Midwest Storms Leave 9 Dead

Sara Newman watches as flood waters rise around her home in Hopkinsville, Ky., Saturday, Sept. 23, 2006, after several inches of rain fell in the area. Newman just moved into the house three weeks ago. (AP Photo/The Leaf-Chronicle,Robert Smith)
AP Photo
High winds, heavy rain and tornadoes pounded parts of the Midwest and the South, leaving at least nine people dead, stranding people in cars, forcing others from their homes, and leaving thousands without power.

The death toll in Kentucky on Saturday reached eight, including a father and his 1-year-old daughter in a truck that skidded into floodwaters. In Arkansas, a woman whose boat was struck by lightning died and authorities were searching for two missing people.

Officials urged people to stay off the roads as forecasters warned of more stormy weather to come.

"We have a lot of people driving past the high water signs and they are getting stuck," Kentucky State Police dispatcher John Reynolds said. "We are telling people if they can avoid going out, they ought to."

The National Weather Service reported that areas of Kentucky received at least 5 inches of rain, with isolated regions getting close to 10 inches. Over 24 hours, sections of Vanderburgh County, Indiana, received 4-6 inches, and parts of northeast Arkansas and southeast Missouri received more than 10 inches of rain, the weather service reported.

Flooding forced over 100 people to flee an apartment complex for shelter at a nearby high school, officials said. Portions of Interstate 64 just east of Louisville were closed in both directions due to standing water. Meanwhile, the storms left thousands of Kentuckians without power.

Maggie DiPietro, 58, said she woke up shortly after 2 a.m. Saturday and found about 2 inches of water in her home.

"By the time the police came and rescued me, it was almost up to my calves," she said.

Elsewhere, a tornado touched down Saturday night in Kent County in western Michigan, peeling off the roof of a barn, overturning vehicles and damaging businesses, according to the weather service. No injuries were reported.

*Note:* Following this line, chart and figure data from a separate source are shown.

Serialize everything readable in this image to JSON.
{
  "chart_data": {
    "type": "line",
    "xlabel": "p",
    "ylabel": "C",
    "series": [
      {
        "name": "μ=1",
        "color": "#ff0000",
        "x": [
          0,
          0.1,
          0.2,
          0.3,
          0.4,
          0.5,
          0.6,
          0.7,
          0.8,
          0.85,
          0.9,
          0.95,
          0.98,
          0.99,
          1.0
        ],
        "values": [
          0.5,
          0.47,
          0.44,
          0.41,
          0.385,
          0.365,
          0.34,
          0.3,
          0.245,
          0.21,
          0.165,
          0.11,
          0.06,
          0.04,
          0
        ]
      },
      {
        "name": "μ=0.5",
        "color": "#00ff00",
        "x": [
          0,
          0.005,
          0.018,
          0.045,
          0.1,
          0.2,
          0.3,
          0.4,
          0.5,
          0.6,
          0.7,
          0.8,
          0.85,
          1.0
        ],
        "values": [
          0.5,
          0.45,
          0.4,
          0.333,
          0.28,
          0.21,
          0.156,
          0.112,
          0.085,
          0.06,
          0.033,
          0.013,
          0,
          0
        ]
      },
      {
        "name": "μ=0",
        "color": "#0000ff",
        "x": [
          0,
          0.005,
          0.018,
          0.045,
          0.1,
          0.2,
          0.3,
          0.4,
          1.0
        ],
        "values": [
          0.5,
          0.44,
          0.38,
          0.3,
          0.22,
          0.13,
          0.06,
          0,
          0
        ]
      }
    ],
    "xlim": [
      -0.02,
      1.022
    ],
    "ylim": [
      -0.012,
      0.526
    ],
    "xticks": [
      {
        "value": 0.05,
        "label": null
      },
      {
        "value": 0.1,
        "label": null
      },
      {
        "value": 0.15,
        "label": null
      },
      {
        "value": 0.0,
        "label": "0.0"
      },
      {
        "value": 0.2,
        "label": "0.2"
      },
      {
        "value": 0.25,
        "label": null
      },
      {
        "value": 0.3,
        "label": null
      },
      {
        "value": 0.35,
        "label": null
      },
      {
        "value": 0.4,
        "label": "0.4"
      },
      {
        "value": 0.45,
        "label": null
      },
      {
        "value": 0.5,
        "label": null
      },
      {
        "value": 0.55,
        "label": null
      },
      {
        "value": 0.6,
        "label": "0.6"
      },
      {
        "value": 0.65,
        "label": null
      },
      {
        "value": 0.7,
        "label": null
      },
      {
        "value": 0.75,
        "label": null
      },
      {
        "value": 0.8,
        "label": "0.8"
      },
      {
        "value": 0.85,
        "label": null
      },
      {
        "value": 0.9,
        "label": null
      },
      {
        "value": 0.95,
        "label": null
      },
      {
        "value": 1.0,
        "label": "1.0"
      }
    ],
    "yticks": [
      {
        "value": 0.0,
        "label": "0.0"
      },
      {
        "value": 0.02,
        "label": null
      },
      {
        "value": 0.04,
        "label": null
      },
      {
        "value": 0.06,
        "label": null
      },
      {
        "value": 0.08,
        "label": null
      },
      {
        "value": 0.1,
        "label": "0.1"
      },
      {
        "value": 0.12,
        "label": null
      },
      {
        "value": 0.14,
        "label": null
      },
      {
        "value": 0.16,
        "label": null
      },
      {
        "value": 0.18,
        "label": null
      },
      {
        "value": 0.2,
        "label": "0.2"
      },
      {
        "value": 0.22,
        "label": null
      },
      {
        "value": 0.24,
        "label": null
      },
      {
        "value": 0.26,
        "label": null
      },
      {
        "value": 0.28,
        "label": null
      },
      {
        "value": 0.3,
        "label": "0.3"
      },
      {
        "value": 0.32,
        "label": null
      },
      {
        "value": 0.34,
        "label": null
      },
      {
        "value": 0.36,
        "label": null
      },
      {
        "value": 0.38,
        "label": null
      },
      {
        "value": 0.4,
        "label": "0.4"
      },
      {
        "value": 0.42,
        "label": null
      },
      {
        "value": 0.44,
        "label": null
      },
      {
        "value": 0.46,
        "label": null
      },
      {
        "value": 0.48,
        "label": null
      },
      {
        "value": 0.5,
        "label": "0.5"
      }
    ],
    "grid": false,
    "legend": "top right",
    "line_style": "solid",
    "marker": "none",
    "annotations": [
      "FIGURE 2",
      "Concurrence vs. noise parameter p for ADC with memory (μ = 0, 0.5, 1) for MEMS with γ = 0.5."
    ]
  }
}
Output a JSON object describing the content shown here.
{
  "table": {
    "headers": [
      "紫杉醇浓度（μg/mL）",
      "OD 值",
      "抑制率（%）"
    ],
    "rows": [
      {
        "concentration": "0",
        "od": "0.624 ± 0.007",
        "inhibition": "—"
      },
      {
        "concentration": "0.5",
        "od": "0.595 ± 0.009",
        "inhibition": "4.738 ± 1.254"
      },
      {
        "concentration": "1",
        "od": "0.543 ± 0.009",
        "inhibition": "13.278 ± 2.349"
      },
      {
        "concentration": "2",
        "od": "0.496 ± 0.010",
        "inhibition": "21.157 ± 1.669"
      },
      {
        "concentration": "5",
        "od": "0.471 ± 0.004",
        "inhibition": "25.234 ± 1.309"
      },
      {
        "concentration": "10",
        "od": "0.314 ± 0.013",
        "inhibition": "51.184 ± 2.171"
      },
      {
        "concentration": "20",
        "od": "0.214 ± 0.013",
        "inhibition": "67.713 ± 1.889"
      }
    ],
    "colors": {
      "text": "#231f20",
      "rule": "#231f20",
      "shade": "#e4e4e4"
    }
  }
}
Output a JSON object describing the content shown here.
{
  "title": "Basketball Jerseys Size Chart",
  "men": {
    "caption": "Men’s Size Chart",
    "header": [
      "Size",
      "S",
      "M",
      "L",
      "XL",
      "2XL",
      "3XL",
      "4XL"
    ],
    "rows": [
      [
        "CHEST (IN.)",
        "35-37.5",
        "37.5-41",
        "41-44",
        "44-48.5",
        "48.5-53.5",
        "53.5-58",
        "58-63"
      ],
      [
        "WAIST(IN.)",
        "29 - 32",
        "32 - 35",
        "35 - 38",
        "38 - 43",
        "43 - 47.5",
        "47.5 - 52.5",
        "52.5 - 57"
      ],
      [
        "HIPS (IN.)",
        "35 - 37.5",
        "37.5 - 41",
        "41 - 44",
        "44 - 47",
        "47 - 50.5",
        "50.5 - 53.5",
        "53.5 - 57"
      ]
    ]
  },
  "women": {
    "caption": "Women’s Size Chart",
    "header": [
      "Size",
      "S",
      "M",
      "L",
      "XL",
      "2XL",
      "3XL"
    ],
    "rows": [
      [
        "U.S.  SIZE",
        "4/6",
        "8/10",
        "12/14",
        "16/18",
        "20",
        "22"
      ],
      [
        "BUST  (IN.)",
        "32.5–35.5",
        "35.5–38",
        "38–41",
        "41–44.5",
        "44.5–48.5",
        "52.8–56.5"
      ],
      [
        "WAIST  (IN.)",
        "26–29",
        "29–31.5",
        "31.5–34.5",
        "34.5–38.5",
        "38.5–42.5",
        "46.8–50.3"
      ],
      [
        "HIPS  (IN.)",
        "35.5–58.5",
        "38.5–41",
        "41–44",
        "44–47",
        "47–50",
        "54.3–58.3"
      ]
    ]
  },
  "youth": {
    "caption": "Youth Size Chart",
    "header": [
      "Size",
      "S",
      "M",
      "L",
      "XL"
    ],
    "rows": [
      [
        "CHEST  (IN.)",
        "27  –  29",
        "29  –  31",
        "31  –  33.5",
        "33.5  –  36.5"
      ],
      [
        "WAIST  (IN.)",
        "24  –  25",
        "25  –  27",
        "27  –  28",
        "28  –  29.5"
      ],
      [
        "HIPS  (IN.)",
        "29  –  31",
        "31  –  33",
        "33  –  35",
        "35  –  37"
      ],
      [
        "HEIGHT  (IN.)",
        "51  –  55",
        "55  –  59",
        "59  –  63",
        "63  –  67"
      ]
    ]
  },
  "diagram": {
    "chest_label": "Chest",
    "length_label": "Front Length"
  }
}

In central and eastern Missouri on Saturday, hundreds were without homes or power a day after a storm churned up about 10 tornadoes and drenched some parts of the state with as much as a foot of rain. Nearly 400 structures were damaged or destroyed and at least 10 people were injured, said Susie Stonner, a state emergency management spokeswoman.

In Arkansas, four northern counties declared emergencies Saturday after severe flooding. Two people were believed missing in Sharp County, hardest hit by the storms, although the sheriff's office would not confirm the number or provide further details about the daylong search.

Emily Taylor, a state emergency management spokeswoman, said a tornado touched down 5 miles outside Ash Flat, damaging 12 homes and destroying two others. Two people were taken to a hospital for minor injuries.